Chinese municipal governments must widen unemployment benefits to residents who are not registered locally, China said on Wednesday, as it dismantles hurdles to urbanization efforts by easing conditions for migrant workers.
China's reform-minded leaders have shown greater tolerance for slower economic growth, viewing healthy employment levels as a top policy priority and an important condition for social stability.
Chinese leaders have pledged to loosen their grip on residence registration, known as hukou, to try to hasten an urbanization drive.
This would help migrant workers, who lack urban hukou, and are cut off, along with their families, from access to education and social welfare outside their home villages.

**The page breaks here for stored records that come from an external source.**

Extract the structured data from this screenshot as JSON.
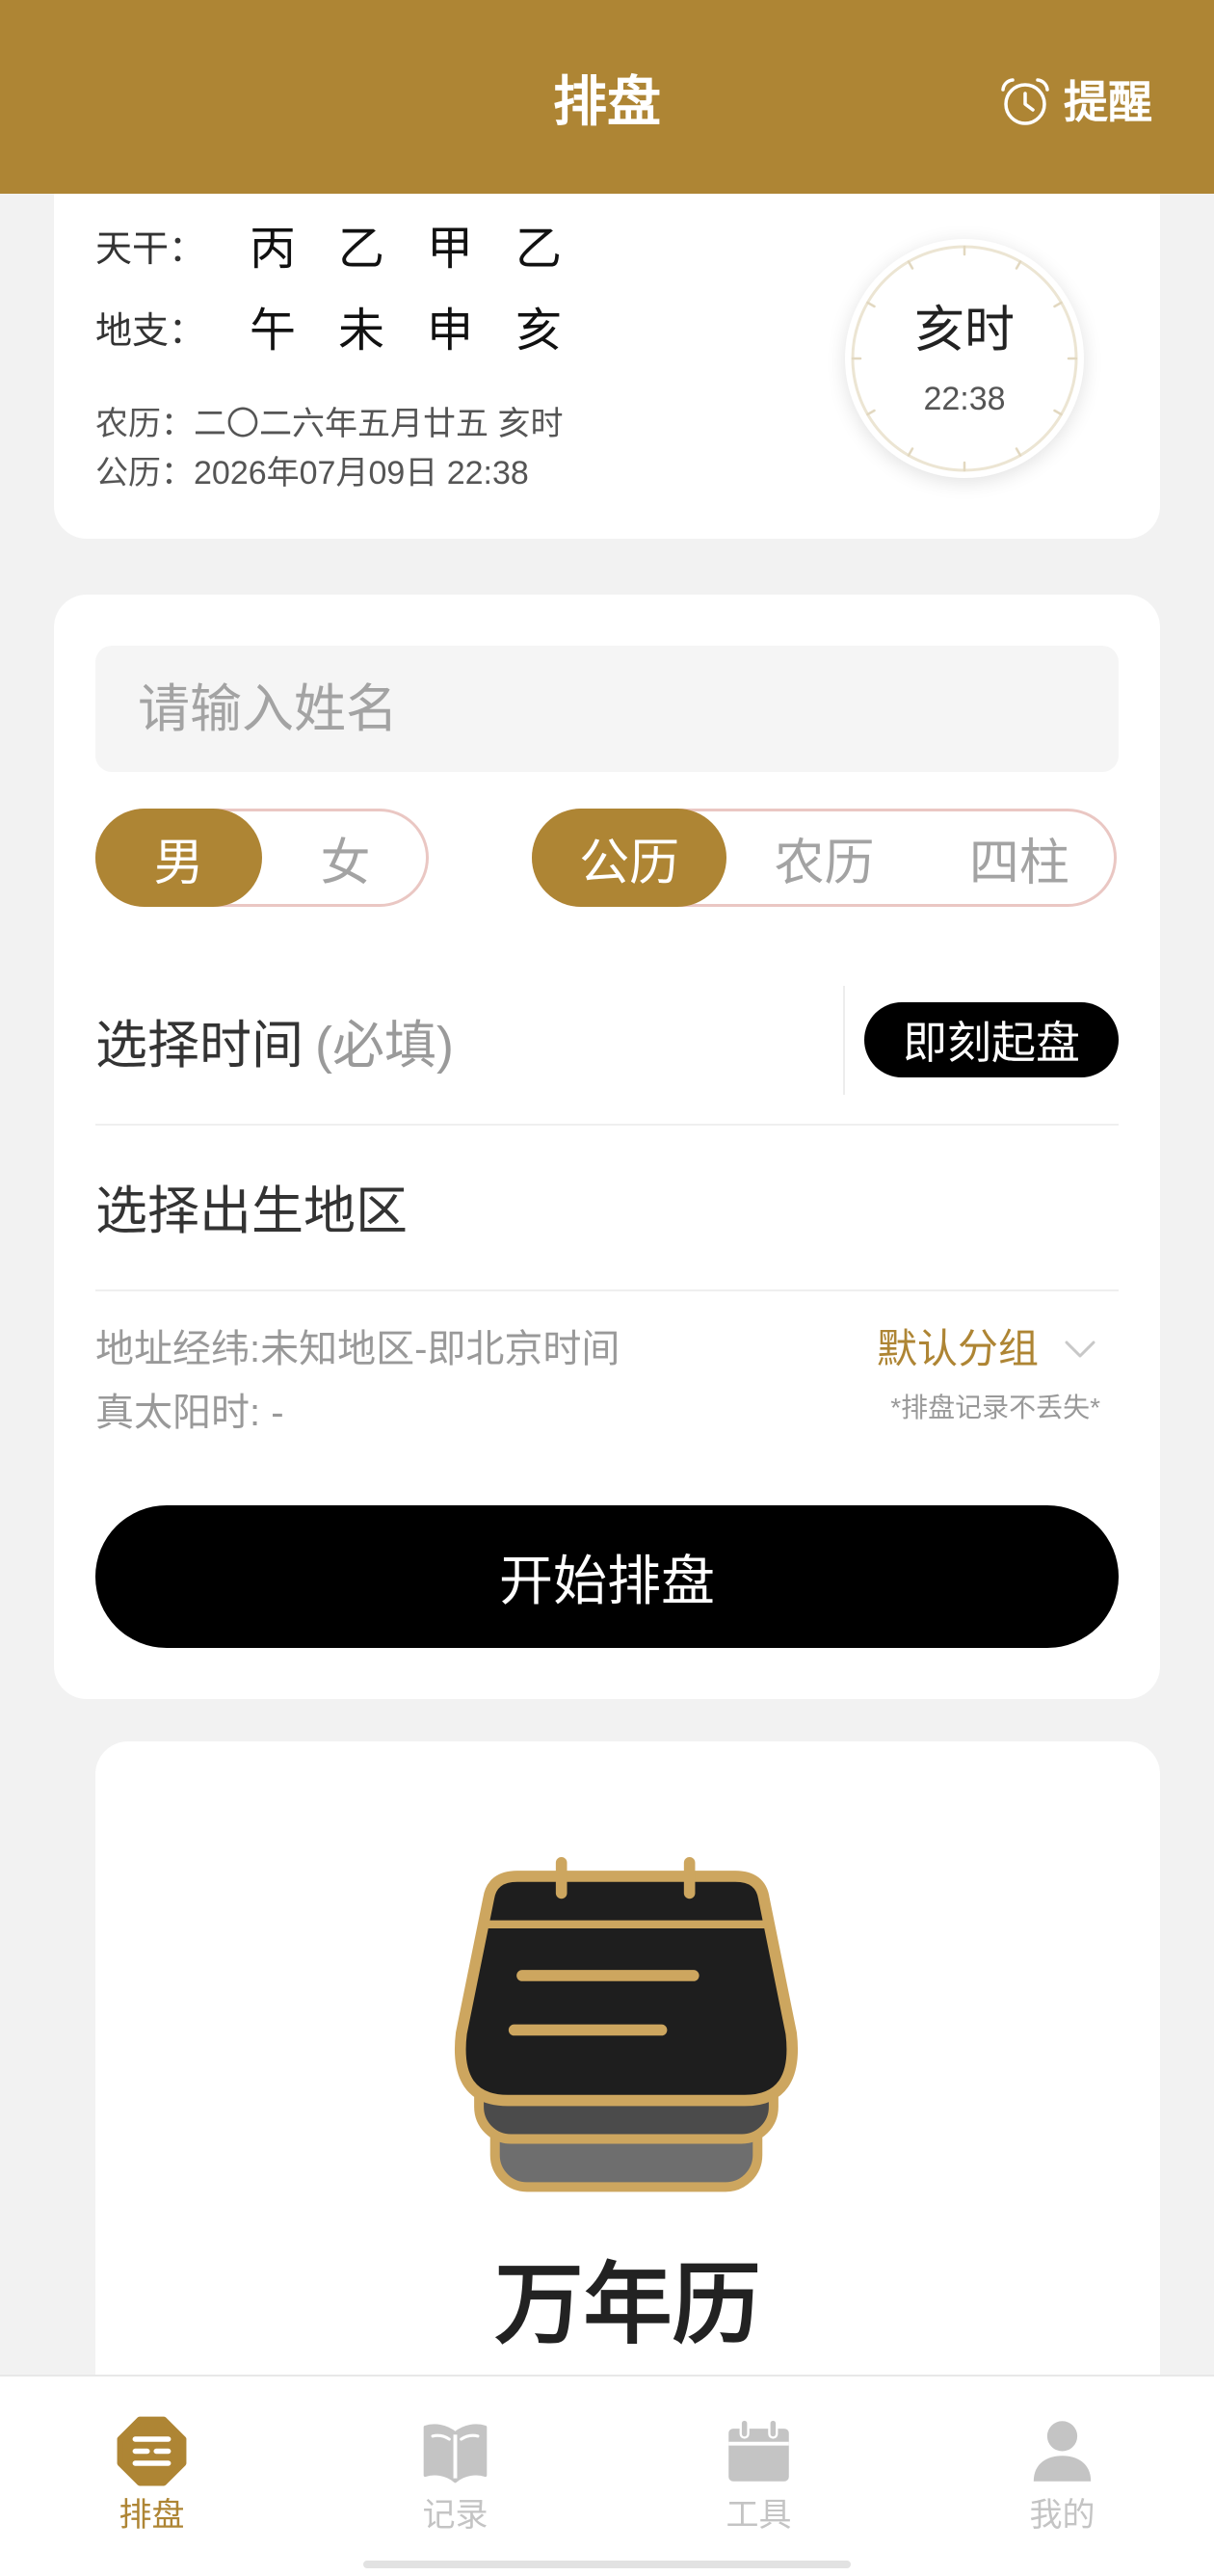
{
  "colors": {
    "brand": "#AE8534",
    "page_background": "#F2F2F2",
    "nav_inactive": "#C4C4C4",
    "toggle_border": "#EAC7C3",
    "button_dark": "#000000",
    "calendar_icon_gold": "#CDA65F"
  },
  "header": {
    "title": "排盘",
    "reminder_label": "提醒",
    "reminder_icon": "alarm-clock-icon"
  },
  "bazi_card": {
    "tiangan_label": "天干：",
    "tiangan": [
      "丙",
      "乙",
      "甲",
      "乙"
    ],
    "dizhi_label": "地支：",
    "dizhi": [
      "午",
      "未",
      "申",
      "亥"
    ],
    "lunar_date": "农历：二〇二六年五月廿五 亥时",
    "solar_date": "公历：2026年07月09日 22:38",
    "clock": {
      "shichen": "亥时",
      "time": "22:38"
    }
  },
  "form": {
    "name_placeholder": "请输入姓名",
    "name_value": "",
    "gender_options": [
      "男",
      "女"
    ],
    "gender_selected": "男",
    "calendar_options": [
      "公历",
      "农历",
      "四柱"
    ],
    "calendar_selected": "公历",
    "time_label": "选择时间",
    "time_required_hint": "(必填)",
    "instant_button": "即刻起盘",
    "region_label": "选择出生地区",
    "address_info": "地址经纬:未知地区-即北京时间",
    "true_solar_time": "真太阳时: -",
    "group_select": "默认分组",
    "group_select_icon": "chevron-down-icon",
    "group_note": "*排盘记录不丢失*",
    "start_button": "开始排盘"
  },
  "calendar_card": {
    "icon": "calendar-icon",
    "title": "万年历"
  },
  "bottom_nav": {
    "items": [
      {
        "label": "排盘",
        "icon": "bagua-icon",
        "active": true
      },
      {
        "label": "记录",
        "icon": "book-icon",
        "active": false
      },
      {
        "label": "工具",
        "icon": "calendar-icon",
        "active": false
      },
      {
        "label": "我的",
        "icon": "user-icon",
        "active": false
      }
    ]
  }
}
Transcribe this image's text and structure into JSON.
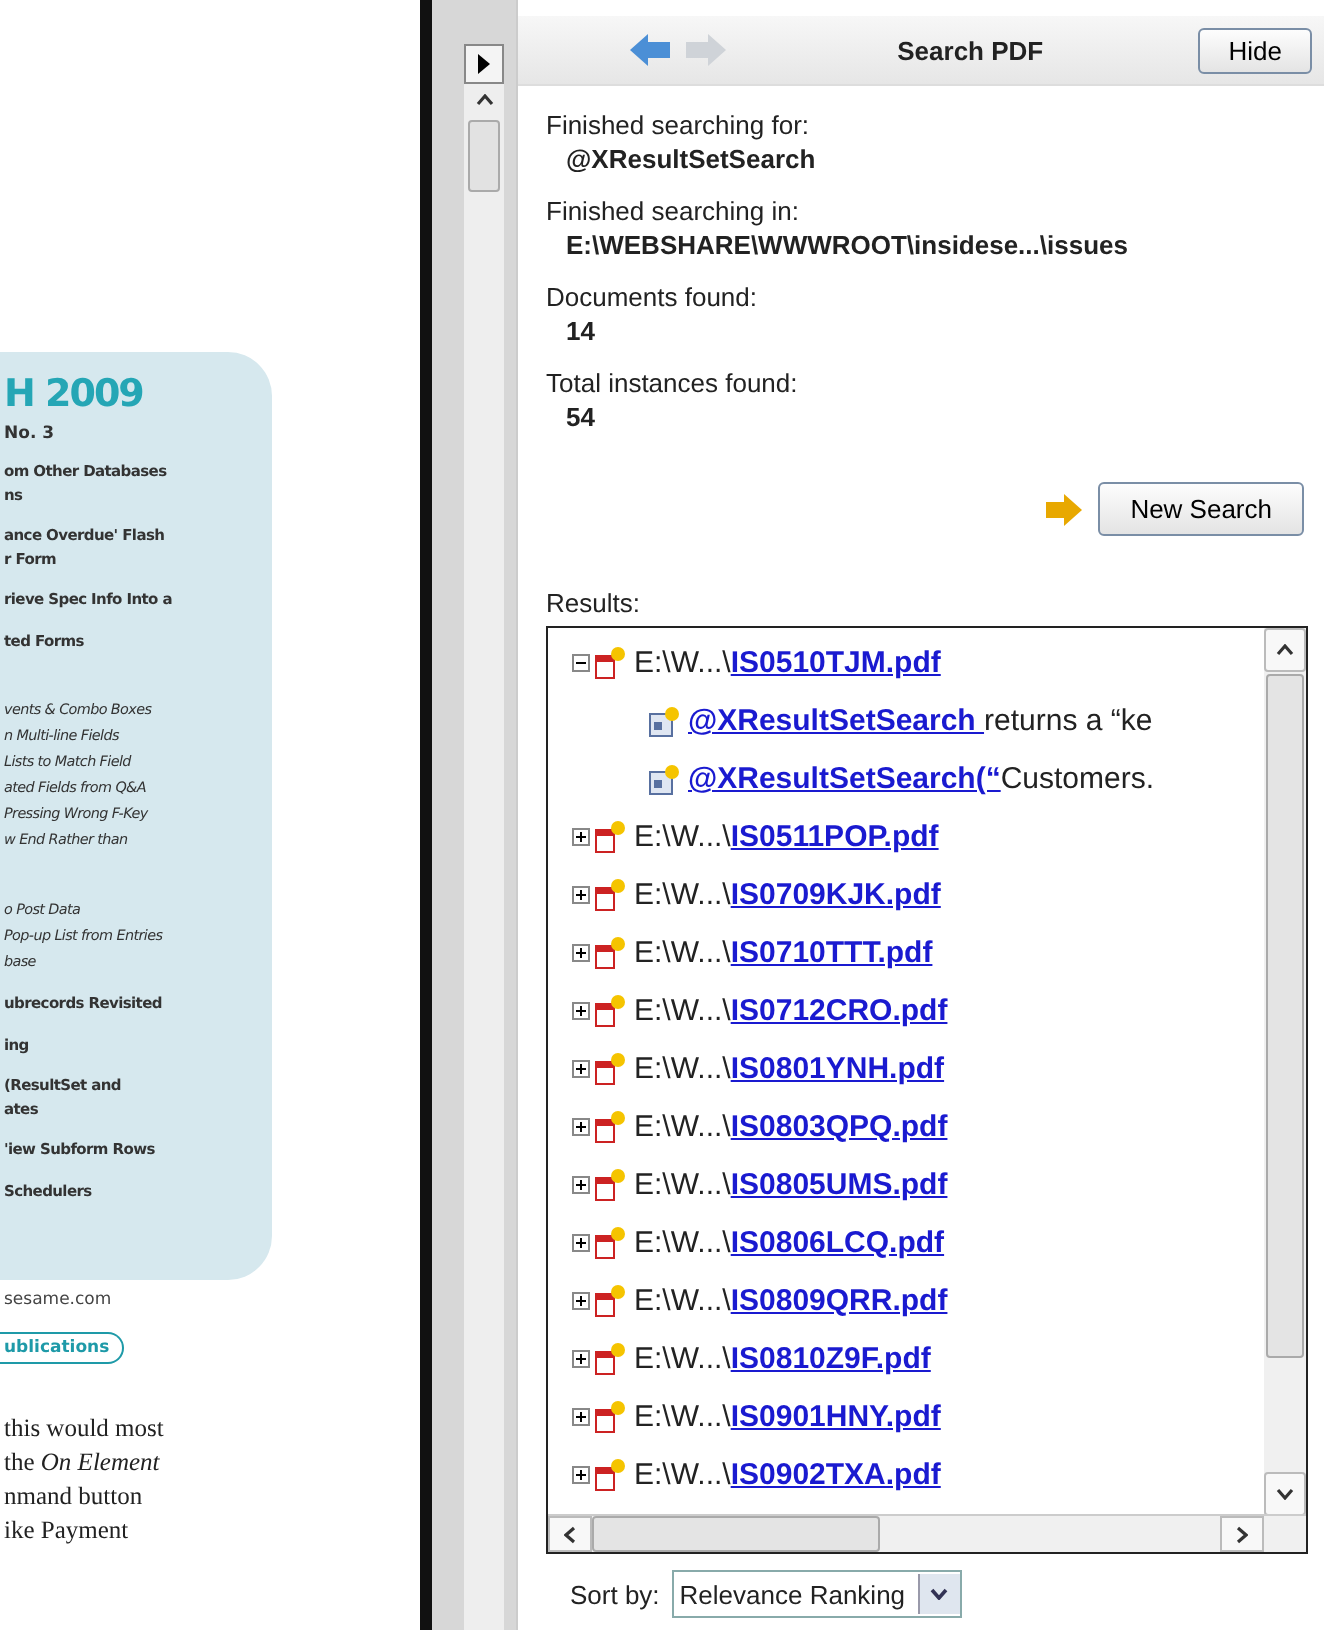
{
  "document": {
    "heading": "H 2009",
    "issue": "No. 3",
    "toc": [
      {
        "kind": "bold",
        "lines": [
          "om Other Databases",
          "ns"
        ]
      },
      {
        "kind": "bold",
        "lines": [
          "ance Overdue' Flash",
          "r Form"
        ]
      },
      {
        "kind": "bold",
        "lines": [
          "rieve Spec Info Into a"
        ]
      },
      {
        "kind": "bold",
        "lines": [
          "ted Forms"
        ]
      },
      {
        "kind": "italic",
        "lines": [
          "vents & Combo Boxes",
          "n Multi-line Fields",
          "Lists to Match Field",
          "ated Fields from Q&A",
          "Pressing Wrong F-Key",
          "w End Rather than"
        ]
      },
      {
        "kind": "italic",
        "lines": [
          "o Post Data",
          "Pop-up List from Entries",
          "base"
        ]
      },
      {
        "kind": "bold",
        "lines": [
          "ubrecords Revisited"
        ]
      },
      {
        "kind": "bold",
        "lines": [
          "ing"
        ]
      },
      {
        "kind": "bold",
        "lines": [
          "(ResultSet and",
          "ates"
        ]
      },
      {
        "kind": "bold",
        "lines": [
          "'iew Subform Rows"
        ]
      },
      {
        "kind": "bold",
        "lines": [
          "Schedulers"
        ]
      }
    ],
    "website": "sesame.com",
    "pill": "ublications",
    "body": [
      "this would most",
      "the *On Element*",
      "nmand button",
      "ike Payment"
    ]
  },
  "panel": {
    "title": "Search PDF",
    "back_disabled": false,
    "forward_disabled": true,
    "hide_button": "Hide",
    "fields": [
      {
        "label": "Finished searching for:",
        "value": "@XResultSetSearch"
      },
      {
        "label": "Finished searching in:",
        "value": "E:\\WEBSHARE\\WWWROOT\\insidese...\\issues"
      },
      {
        "label": "Documents found:",
        "value": "14"
      },
      {
        "label": "Total instances found:",
        "value": "54"
      }
    ],
    "new_search_button": "New Search",
    "results_label": "Results:",
    "results": [
      {
        "path": "E:\\W...\\",
        "file": "IS0510TJM.pdf",
        "expanded": true,
        "children": [
          {
            "link": "@XResultSetSearch ",
            "text": "returns a “ke"
          },
          {
            "link": "@XResultSetSearch(“",
            "text": "Customers."
          }
        ]
      },
      {
        "path": "E:\\W...\\",
        "file": "IS0511POP.pdf",
        "expanded": false
      },
      {
        "path": "E:\\W...\\",
        "file": "IS0709KJK.pdf",
        "expanded": false
      },
      {
        "path": "E:\\W...\\",
        "file": "IS0710TTT.pdf",
        "expanded": false
      },
      {
        "path": "E:\\W...\\",
        "file": "IS0712CRO.pdf",
        "expanded": false
      },
      {
        "path": "E:\\W...\\",
        "file": "IS0801YNH.pdf",
        "expanded": false
      },
      {
        "path": "E:\\W...\\",
        "file": "IS0803QPQ.pdf",
        "expanded": false
      },
      {
        "path": "E:\\W...\\",
        "file": "IS0805UMS.pdf",
        "expanded": false
      },
      {
        "path": "E:\\W...\\",
        "file": "IS0806LCQ.pdf",
        "expanded": false
      },
      {
        "path": "E:\\W...\\",
        "file": "IS0809QRR.pdf",
        "expanded": false
      },
      {
        "path": "E:\\W...\\",
        "file": "IS0810Z9F.pdf",
        "expanded": false
      },
      {
        "path": "E:\\W...\\",
        "file": "IS0901HNY.pdf",
        "expanded": false
      },
      {
        "path": "E:\\W...\\",
        "file": "IS0902TXA.pdf",
        "expanded": false
      }
    ],
    "sort_label": "Sort by:",
    "sort_value": "Relevance Ranking"
  }
}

Lack of a local registration should no longer be used as a basis for denying unemployment benefits, the Ministry of Human Resources and Social Security said, according to a government website.
Local governments must also provide free career counseling and job-seeking services, and subsidize career development and skill-building, it added.
China has slowly eased household registration curbs even as the government has struggled to balance goals such as encouraging millions of farmers to migrate to cities and avoiding the slums and unemployment woes plaguing other developing nations.
Any marked weakening in jobs would raise alarm bells for the government as it ratchets up efforts to support the slowing economy. These measures included an interest rate cut last year.
China's economy created more than 13 million new jobs in 2014,outstripping an official target despite slowing economic growth.